Их нет, а я все-таки живу. Зачем? Кому это нужно? Мне, людям? Никогда не стать мне артистом или хирургом, инженером или спортсменом. Не работать больше и слесарем-инструментальщиком, как до армии. Никогда в жизни мне уже не танцевать с девушками, не плавать, не прыгать с парашютом…

Я не спал по ночам. С этим соглашаться не хотелось, но и не признать этого было нельзя: Яша Кудряшов оказался, наверное, тверже характером, гораздо дальновиднее и мудрее меня. Он сумел избавиться от себя. А я — с этим ничего мне не поделать — все равно буду жить, чего-то добиваться, к чему-то стремиться, завидовать людям и стараться быть не хуже их. Это хорошо или постыдно? Может быть, стоит последовать примеру Яши Кудряшова?

Пока умирали Зареченский и Кудряшов, Павлу Андреевичу некогда было заниматься мною и Александром Смеяновым — так звали моего последнего соседа. Теперь на обходах, само собой разумеется, нам уделялось внимание.
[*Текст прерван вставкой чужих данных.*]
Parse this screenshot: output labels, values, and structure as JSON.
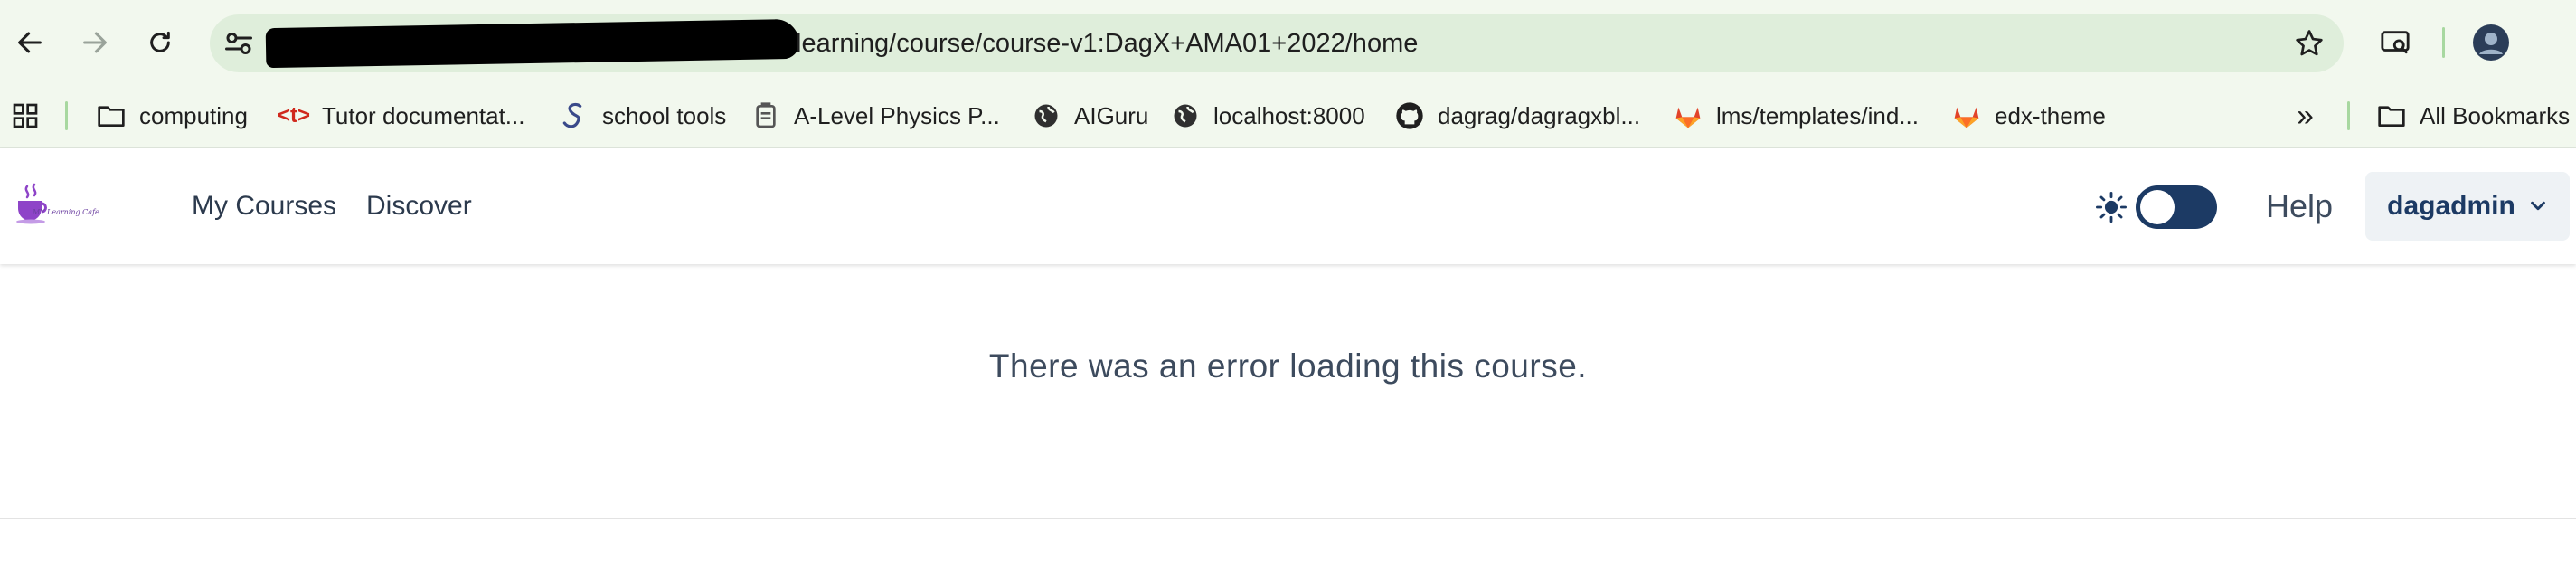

Лично мне это особенной радости не принесло. Дня через два после смерти Кудряшова Павел Андреевич сказал, что у меня в мозгу все еще сидит осколок снаряда и что он, может быть, проторчит там до самой моей смерти. Павел Андреевич — в таких случаях врачи ничего умнее придумать не могут — начал успокаивать меня. Сказал, что не надо отчаиваться, что медицине известны случаи, когда раненые с металлическими осколками в головном мозгу жили десятилетиями, оставаясь при этом здоровыми и психически полноценными людьми.

— Почему же его не вытащили? — убито спросил я. Только осколка в мозгу мне не хватало! — Два раза для чего-то долбили череп. Трудно было вытащить, что ли?

— Не так все это просто, дружок. — Павел Андреевич смотрел из-под карнизиков бровей так виновато, будто по его воле этот проклятый осколок снаряда засел у меня под черепом. — Ни один хирург не имел права пойти на такой риск. Инородное тело находилось чересчур глубоко в мозговом веществе.

— И он будет вечно там торчать?

— На этот вопрос, дружок, я тебе пока ничего не отвечу. Прошу только об одном: не надо ударяться в панику.

— Мне этого можно не говорить — в панику я не ударюсь. Просто так спросил…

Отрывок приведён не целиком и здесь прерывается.